A-0119-96T3 (N.J. Super. App. Div. 1997) (Unpublished)
  • Opinion Date: August 5, 1997

CONTRACTS; WARRANTIES—Five years after purchase of a condominium unit, a buyer sues for breach of an implied warranty of habitability. Buyer loses. Developer is not a landlord and has no duty to control the conduct of noisy owners.

In June, 1990, a buyer purchased a new condominium unit from a developer. In 1995, the buyer brought an action seeking recission of the contract of sale, reimbursement of the purchase price, and compensatory damages because of excessive noise emanating from an upstairs unit, claiming the noise resulted from poor workmanship, construction defects, and faulty materials. After presentation of testimony, the developer moved for dismissal because of the absence of expert testimony to support those claims. The motion was granted and the buyer appealed.
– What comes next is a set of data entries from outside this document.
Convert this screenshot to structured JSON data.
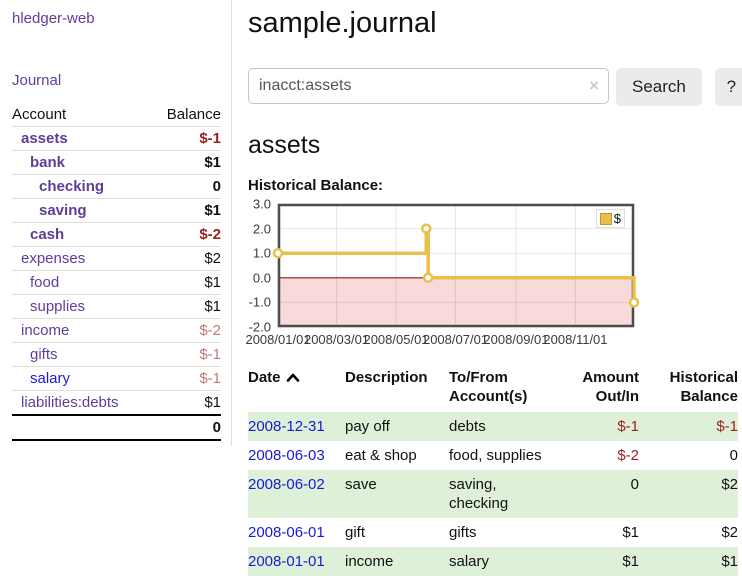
{
  "sidebar": {
    "app_title": "hledger-web",
    "nav_journal": "Journal",
    "accounts": {
      "col_account": "Account",
      "col_balance": "Balance",
      "rows": [
        {
          "name": "assets",
          "balance": "$-1"
        },
        {
          "name": "bank",
          "balance": "$1"
        },
        {
          "name": "checking",
          "balance": "0"
        },
        {
          "name": "saving",
          "balance": "$1"
        },
        {
          "name": "cash",
          "balance": "$-2"
        },
        {
          "name": "expenses",
          "balance": "$2"
        },
        {
          "name": "food",
          "balance": "$1"
        },
        {
          "name": "supplies",
          "balance": "$1"
        },
        {
          "name": "income",
          "balance": "$-2"
        },
        {
          "name": "gifts",
          "balance": "$-1"
        },
        {
          "name": "salary",
          "balance": "$-1"
        },
        {
          "name": "liabilities:debts",
          "balance": "$1"
        }
      ],
      "total": "0"
    }
  },
  "header": {
    "page_title": "sample.journal"
  },
  "search": {
    "value": "inacct:assets",
    "clear_icon": "×",
    "search_label": "Search",
    "help_label": "?"
  },
  "section": {
    "title": "assets",
    "chart_label": "Historical Balance:"
  },
  "chart_data": {
    "type": "line",
    "title": "Historical Balance:",
    "step": true,
    "ylim": [
      -2,
      3
    ],
    "yticks": [
      "3.0",
      "2.0",
      "1.0",
      "0.0",
      "-1.0",
      "-2.0"
    ],
    "xticks": [
      "2008/01/01",
      "2008/03/01",
      "2008/05/01",
      "2008/07/01",
      "2008/09/01",
      "2008/11/01"
    ],
    "xrange": [
      "2008-01-01",
      "2008-12-31"
    ],
    "grid": true,
    "legend_position": "top-right",
    "negative_fill": "#f9dada",
    "zero_line_color": "#8b1c1c",
    "series": [
      {
        "name": "$",
        "color": "#e9c04b",
        "points": [
          [
            "2008-01-01",
            1
          ],
          [
            "2008-06-01",
            2
          ],
          [
            "2008-06-03",
            0
          ],
          [
            "2008-12-31",
            -1
          ]
        ]
      }
    ]
  },
  "transactions": {
    "headers": {
      "date": "Date",
      "description": "Description",
      "accounts": "To/From Account(s)",
      "amount": "Amount Out/In",
      "balance": "Historical Balance"
    },
    "rows": [
      {
        "date": "2008-12-31",
        "description": "pay off",
        "accounts": "debts",
        "amount": "$-1",
        "balance": "$-1"
      },
      {
        "date": "2008-06-03",
        "description": "eat & shop",
        "accounts": "food, supplies",
        "amount": "$-2",
        "balance": "0"
      },
      {
        "date": "2008-06-02",
        "description": "save",
        "accounts": "saving, checking",
        "amount": "0",
        "balance": "$2"
      },
      {
        "date": "2008-06-01",
        "description": "gift",
        "accounts": "gifts",
        "amount": "$1",
        "balance": "$2"
      },
      {
        "date": "2008-01-01",
        "description": "income",
        "accounts": "salary",
        "amount": "$1",
        "balance": "$1"
      }
    ]
  }
}
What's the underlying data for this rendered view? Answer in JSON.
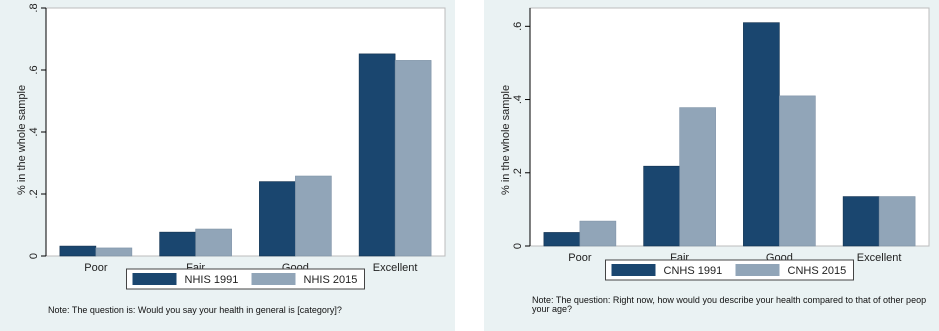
{
  "chart_data": [
    {
      "type": "bar",
      "categories": [
        "Poor",
        "Fair",
        "Good",
        "Excellent"
      ],
      "series": [
        {
          "name": "NHIS 1991",
          "values": [
            0.032,
            0.077,
            0.24,
            0.652
          ],
          "color": "#1a466f"
        },
        {
          "name": "NHIS 2015",
          "values": [
            0.026,
            0.087,
            0.258,
            0.631
          ],
          "color": "#91a5b8"
        }
      ],
      "ylabel": "% in the whole sample",
      "xlabel": "",
      "ylim": [
        0,
        0.8
      ],
      "yticks": [
        0,
        0.2,
        0.4,
        0.6,
        0.8
      ],
      "ytick_labels": [
        "0",
        ".2",
        ".4",
        ".6",
        ".8"
      ],
      "grid": false,
      "legend_position": "bottom",
      "note": "Note: The question is: Would you say your health in general is [category]?"
    },
    {
      "type": "bar",
      "categories": [
        "Poor",
        "Fair",
        "Good",
        "Excellent"
      ],
      "series": [
        {
          "name": "CNHS 1991",
          "values": [
            0.037,
            0.218,
            0.61,
            0.135
          ],
          "color": "#1a466f"
        },
        {
          "name": "CNHS 2015",
          "values": [
            0.068,
            0.378,
            0.41,
            0.135
          ],
          "color": "#91a5b8"
        }
      ],
      "ylabel": "% in the whole sample",
      "xlabel": "",
      "ylim": [
        0,
        0.65
      ],
      "yticks": [
        0,
        0.2,
        0.4,
        0.6
      ],
      "ytick_labels": [
        "0",
        ".2",
        ".4",
        ".6"
      ],
      "grid": false,
      "legend_position": "bottom",
      "note": "Note: The question: Right now, how would you describe your health compared to that of other peop",
      "note_line2": "your age?"
    }
  ]
}
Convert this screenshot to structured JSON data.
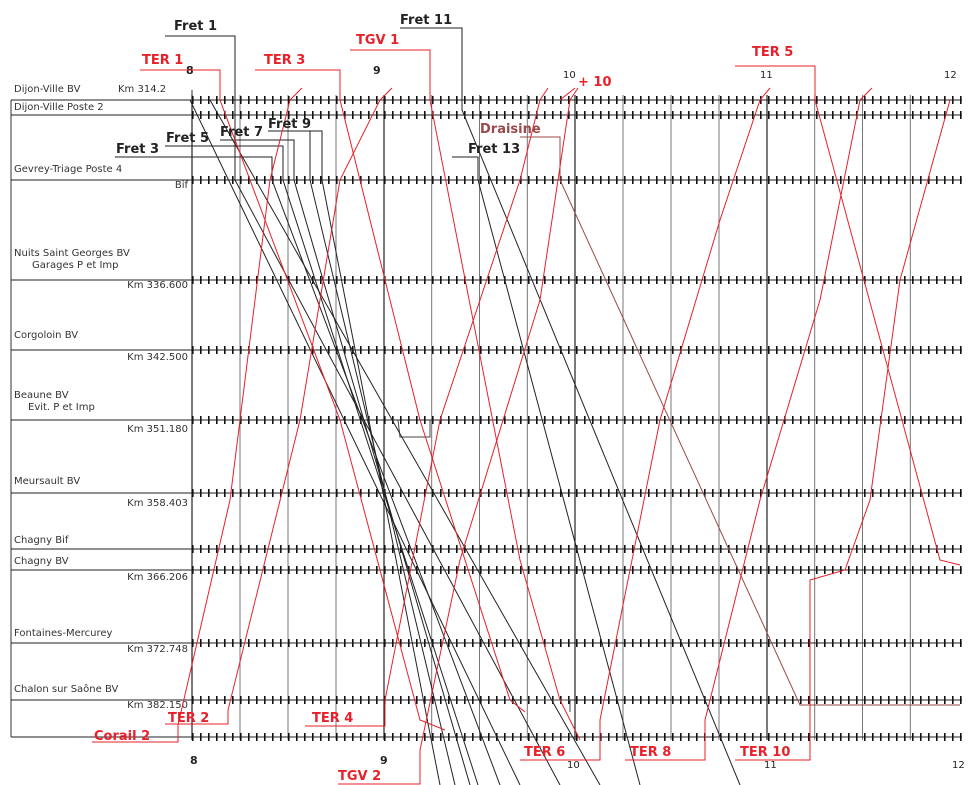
{
  "stations": [
    {
      "id": "dijon-ville-bv",
      "name": "Dijon-Ville BV",
      "km": "Km 314.2",
      "km_inline": true
    },
    {
      "id": "dijon-ville-poste-2",
      "name": "Dijon-Ville Poste 2",
      "km": ""
    },
    {
      "id": "gevrey-triage-poste-4",
      "name": "Gevrey-Triage Poste 4",
      "km": "Bif"
    },
    {
      "id": "nuits-saint-georges-bv",
      "name": "Nuits Saint Georges BV",
      "sub": "Garages P et Imp",
      "km": "Km 336.600"
    },
    {
      "id": "corgoloin-bv",
      "name": "Corgoloin BV",
      "km": "Km 342.500"
    },
    {
      "id": "beaune-bv",
      "name": "Beaune BV",
      "sub": "Evit. P et Imp",
      "km": "Km 351.180"
    },
    {
      "id": "meursault-bv",
      "name": "Meursault BV",
      "km": "Km 358.403"
    },
    {
      "id": "chagny-bif",
      "name": "Chagny Bif",
      "km": ""
    },
    {
      "id": "chagny-bv",
      "name": "Chagny BV",
      "km": "Km 366.206"
    },
    {
      "id": "fontaines-mercurey",
      "name": "Fontaines-Mercurey",
      "km": "Km 372.748"
    },
    {
      "id": "chalon-sur-saone-bv",
      "name": "Chalon sur Saône BV",
      "km": "Km 382.150"
    },
    {
      "id": "bottom-line",
      "name": "",
      "km": ""
    }
  ],
  "hours": [
    "8",
    "9",
    "10",
    "11",
    "12"
  ],
  "trains": [
    {
      "id": "fret-1",
      "label": "Fret 1",
      "color": "#222222"
    },
    {
      "id": "fret-3",
      "label": "Fret 3",
      "color": "#222222"
    },
    {
      "id": "fret-5",
      "label": "Fret 5",
      "color": "#222222"
    },
    {
      "id": "fret-7",
      "label": "Fret 7",
      "color": "#222222"
    },
    {
      "id": "fret-9",
      "label": "Fret 9",
      "color": "#222222"
    },
    {
      "id": "fret-11",
      "label": "Fret 11",
      "color": "#222222"
    },
    {
      "id": "fret-13",
      "label": "Fret 13",
      "color": "#222222"
    },
    {
      "id": "draisine",
      "label": "Draisine",
      "color": "#9a4a4a"
    },
    {
      "id": "ter-1",
      "label": "TER 1",
      "color": "#e8202a"
    },
    {
      "id": "ter-3",
      "label": "TER  3",
      "color": "#e8202a"
    },
    {
      "id": "ter-5",
      "label": "TER  5",
      "color": "#e8202a"
    },
    {
      "id": "tgv-1",
      "label": "TGV 1",
      "color": "#e8202a"
    },
    {
      "id": "plus-10",
      "label": "+ 10",
      "color": "#e8202a"
    },
    {
      "id": "ter-2",
      "label": "TER 2",
      "color": "#e8202a"
    },
    {
      "id": "corail-2",
      "label": "Corail 2",
      "color": "#e8202a"
    },
    {
      "id": "ter-4",
      "label": "TER 4",
      "color": "#e8202a"
    },
    {
      "id": "tgv-2",
      "label": "TGV 2",
      "color": "#e8202a"
    },
    {
      "id": "ter-6",
      "label": "TER 6",
      "color": "#e8202a"
    },
    {
      "id": "ter-8",
      "label": "TER 8",
      "color": "#e8202a"
    },
    {
      "id": "ter-10",
      "label": "TER 10",
      "color": "#e8202a"
    }
  ],
  "colors": {
    "red": "#e8202a",
    "black": "#222222",
    "grid": "#333333",
    "brown": "#9a4a4a"
  }
}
The buyer claimed the trial judge erred in granting the motion because her showing that the loud noises were audible in her apartment was sufficient to demonstrate a breach of the implied warranty of habitability. She also contended that the developer should be held to the standards of the Planned Real Estate Development Full Disclosure Act. The Appellate Division held that five years after the sale of a condominium, a developer-seller cannot be held to the same standards as a landlord with respect to the habitability of a unit. While a landlord may have control over the conduct of tenants, a developer has no such control. The Court also held that technical subjects, such as defects in workmanship, construction or materials, require the aid of expert opinion before being submitted to a jury. Accordingly, the Court found no error by the trial court and upheld dismissal of buyer’s complaint.